Na terceira sessão do artigo, a autora detalha as instalações dos alunos e expõe um pouco da dinâmica entre educador e educando, relatando que a proposta de instalação foi “entusiasticamente aceita” pelo grupo. A escolha da estética de rua, no entanto, foi recebida com relutância pelo grupo, trazendo o seguinte questionamento: Como fazer uma campanha de design para representar algo que é “feio”? Dessa forma, houve um grande uso de papelão pelos alunos, sendo este um material esteticamente relacionado a pessoas em situação de rua. Aquilo que os alunos compreendiam como design foi ressignificado, já que houve a compreensão de que o design que busca um estranhamento tem a liberdade de fugir de uma estética hegemônica (Fig. 6).

Figura 6: Alguns resultados do trabalho dos alunos, “Lar Doze Lar” e “Eu durmo aqui”.

Fonte: GUIMARÃES, 2018

A disciplina também contou com uma etapa avaliativa, divulgando um questionário sobre a apreensão das instalações pela comunidade do campus.
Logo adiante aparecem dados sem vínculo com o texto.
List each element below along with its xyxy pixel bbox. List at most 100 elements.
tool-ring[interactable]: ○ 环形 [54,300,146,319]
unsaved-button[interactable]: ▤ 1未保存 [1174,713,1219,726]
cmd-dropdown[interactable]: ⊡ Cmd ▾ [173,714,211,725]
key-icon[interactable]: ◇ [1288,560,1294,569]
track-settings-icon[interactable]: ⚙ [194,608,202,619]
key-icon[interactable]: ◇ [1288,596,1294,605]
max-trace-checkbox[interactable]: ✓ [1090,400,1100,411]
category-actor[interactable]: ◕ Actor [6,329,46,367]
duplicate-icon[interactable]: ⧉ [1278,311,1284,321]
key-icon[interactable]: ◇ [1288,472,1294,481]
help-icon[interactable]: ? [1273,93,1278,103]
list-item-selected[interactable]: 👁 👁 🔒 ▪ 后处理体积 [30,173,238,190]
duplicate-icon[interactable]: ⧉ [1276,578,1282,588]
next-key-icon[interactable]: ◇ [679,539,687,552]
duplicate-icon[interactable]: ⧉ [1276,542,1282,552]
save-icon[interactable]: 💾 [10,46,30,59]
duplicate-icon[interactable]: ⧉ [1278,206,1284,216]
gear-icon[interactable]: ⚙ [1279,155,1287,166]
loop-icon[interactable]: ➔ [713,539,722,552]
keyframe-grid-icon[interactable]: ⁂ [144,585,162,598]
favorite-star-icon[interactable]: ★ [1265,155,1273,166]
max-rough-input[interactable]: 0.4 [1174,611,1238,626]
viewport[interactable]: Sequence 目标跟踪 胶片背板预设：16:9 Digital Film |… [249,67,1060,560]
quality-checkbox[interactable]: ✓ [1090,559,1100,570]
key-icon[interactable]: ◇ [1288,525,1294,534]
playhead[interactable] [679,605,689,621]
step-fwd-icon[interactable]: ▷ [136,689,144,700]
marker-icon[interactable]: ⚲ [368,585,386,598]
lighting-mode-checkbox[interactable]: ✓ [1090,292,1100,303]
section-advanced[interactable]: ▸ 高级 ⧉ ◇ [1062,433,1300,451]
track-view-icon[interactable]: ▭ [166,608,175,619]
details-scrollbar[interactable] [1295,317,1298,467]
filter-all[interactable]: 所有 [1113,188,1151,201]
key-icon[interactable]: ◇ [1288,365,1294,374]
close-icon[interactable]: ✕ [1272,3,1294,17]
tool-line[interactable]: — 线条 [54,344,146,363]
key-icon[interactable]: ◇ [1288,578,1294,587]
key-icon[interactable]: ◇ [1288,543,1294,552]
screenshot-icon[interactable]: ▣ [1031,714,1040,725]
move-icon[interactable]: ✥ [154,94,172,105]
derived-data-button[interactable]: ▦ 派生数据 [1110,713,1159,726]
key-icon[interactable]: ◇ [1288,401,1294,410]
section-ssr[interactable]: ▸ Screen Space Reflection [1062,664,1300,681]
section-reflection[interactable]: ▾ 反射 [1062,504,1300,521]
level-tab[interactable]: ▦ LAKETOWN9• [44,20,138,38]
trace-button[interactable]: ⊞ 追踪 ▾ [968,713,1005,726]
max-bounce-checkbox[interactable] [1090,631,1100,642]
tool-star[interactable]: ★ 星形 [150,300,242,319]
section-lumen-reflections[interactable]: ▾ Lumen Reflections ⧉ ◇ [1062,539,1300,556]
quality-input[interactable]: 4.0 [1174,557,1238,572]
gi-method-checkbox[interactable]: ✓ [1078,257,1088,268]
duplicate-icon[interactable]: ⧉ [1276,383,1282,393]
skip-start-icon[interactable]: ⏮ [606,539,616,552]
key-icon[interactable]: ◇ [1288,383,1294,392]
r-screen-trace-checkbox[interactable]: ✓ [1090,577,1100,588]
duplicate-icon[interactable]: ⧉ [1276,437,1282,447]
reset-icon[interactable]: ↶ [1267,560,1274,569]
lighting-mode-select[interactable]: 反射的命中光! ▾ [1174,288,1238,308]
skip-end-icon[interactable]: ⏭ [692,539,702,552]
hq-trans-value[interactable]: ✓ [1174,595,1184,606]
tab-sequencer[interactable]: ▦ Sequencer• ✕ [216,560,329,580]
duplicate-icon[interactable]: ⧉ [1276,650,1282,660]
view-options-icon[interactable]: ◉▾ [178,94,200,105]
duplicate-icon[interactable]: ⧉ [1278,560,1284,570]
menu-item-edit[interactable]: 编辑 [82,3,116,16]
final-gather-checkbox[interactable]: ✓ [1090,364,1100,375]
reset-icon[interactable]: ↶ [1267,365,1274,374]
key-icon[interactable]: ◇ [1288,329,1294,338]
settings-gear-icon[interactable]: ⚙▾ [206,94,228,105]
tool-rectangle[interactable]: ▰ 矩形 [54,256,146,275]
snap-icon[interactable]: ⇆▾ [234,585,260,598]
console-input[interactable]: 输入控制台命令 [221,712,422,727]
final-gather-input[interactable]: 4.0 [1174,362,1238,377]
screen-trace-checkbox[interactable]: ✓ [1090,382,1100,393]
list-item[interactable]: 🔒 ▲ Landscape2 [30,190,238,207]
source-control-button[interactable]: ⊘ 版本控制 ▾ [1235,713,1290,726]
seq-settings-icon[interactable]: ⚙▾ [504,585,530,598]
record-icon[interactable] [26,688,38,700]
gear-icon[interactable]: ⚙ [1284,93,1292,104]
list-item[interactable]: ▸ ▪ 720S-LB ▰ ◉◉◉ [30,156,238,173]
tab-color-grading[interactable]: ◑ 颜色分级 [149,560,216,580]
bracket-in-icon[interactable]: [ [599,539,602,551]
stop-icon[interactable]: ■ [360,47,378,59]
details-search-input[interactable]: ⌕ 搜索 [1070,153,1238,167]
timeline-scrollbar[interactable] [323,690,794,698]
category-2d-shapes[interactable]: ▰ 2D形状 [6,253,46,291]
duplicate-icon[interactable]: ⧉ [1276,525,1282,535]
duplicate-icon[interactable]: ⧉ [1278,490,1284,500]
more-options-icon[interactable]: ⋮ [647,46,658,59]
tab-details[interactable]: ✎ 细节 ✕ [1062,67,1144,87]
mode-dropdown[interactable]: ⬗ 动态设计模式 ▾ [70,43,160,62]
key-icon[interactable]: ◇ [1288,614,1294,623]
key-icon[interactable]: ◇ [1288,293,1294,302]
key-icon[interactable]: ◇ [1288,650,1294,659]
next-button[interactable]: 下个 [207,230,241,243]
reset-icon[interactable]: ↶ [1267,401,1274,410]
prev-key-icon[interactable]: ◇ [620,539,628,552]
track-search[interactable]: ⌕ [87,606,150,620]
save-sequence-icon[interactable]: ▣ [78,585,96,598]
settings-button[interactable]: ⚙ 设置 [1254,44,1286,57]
A pesquisa posterior à instalação permitiu que os alunos recebessem as opiniões do público sobre o resultado do seu trabalho. Houve também observação da reação das pessoas ao perceber a instalação e entrevista presencial sobre as experiências e sentimentos em relação à obra.

O relato dos respondentes da pesquisa online, assim como a entrevista presencial, mostra que as instalações causaram surpresa, chocantes em alguns casos e que, o fato de não haver explicação para as obras, fez com que as pessoas buscassem suas próprias interpretações. Além disso, os resultados confirmam a hipótese de que a instalação permitiu a ressignificação da realidade de pessoas em situação de rua e foram base de conversas e discussões para quem as viu.

A segunda parte da atividade se tornou a construção visual da campanha de doações, buscando criar signos que convidassem as pessoas a doarem, sem os elementos visuais comuns que apelam para o sentimento de piedade e caridade. A experiência da criação da instalação oportunizou uma ressignificação da percepção sobre pessoas em situação de rua por parte dos alunos, repercutindo na estética das peças da campanha (Fig. 7).

Figura 7: Alguns resultados dos trabalhos dos alunos.

Fonte: GUIMARÃES, 2018.

Nesse artigo, pode-se perceber que houve uma decisão, por parte da professora, de trazer uma problemática social para a sala de aula em uma disciplina cujo foco é a aprendizagem da Semiótica, oportunizando a reflexão sobre um tema carregado de estereótipos. Essa estratégia permitiu a união entre reflexão e ação, através da elaboração da instalação sobre o tema dentro do campus universitário e da campanha de doações.

O conhecimento sobre os aspectos comunicativos no design e a elaboração de mensagens e significados nos artefatos de design, de forma deliberada, é uma das habilidades mais importantes que o designer precisa ter. Essa habilidade é desenvolvida somente através da prática constante, aliada à teoria. A decisão pedagógica da professora enfatiza essa necessidade, quando, ao conduzir a aula, não coloca nem a prática nem a teoria como mais importantes e nem separadas, mas como um processo que acontece de forma conjunta, destacando a etapa de compreensão do problema para além daquilo que é percebido superficialmente. A professora também traz os exemplos de projetos específicos de design que buscam “solucionar” o problema, mas que trazem uma compreensão do espaço público restrito a determinadas pessoas, em que se ignora as contradições sociais que levam as pessoas a estarem em situação de rua.

Essa abordagem permite uma reflexão sobre a natureza política do design. No momento em que um novo artefato é inserido no espaço, altera-se a dinâmica, podendo repercutir em novos significados ou reforçar conceitos preexistentes. O diálogo, neste trabalho, é evidenciado na produção dos alunos, que foram bem sucedidos ao sintetizar a problemática discutida em sala, na estética de suas instalações, como apurado pela pesquisa feita com as pessoas do campus. Também está presente diretamente na metodologia utilizada, que busca a problematização do tema que faz parte do cotidiano dos alunos, mas é permeado por um imaginário que invisibiliza pessoas em situação de rua.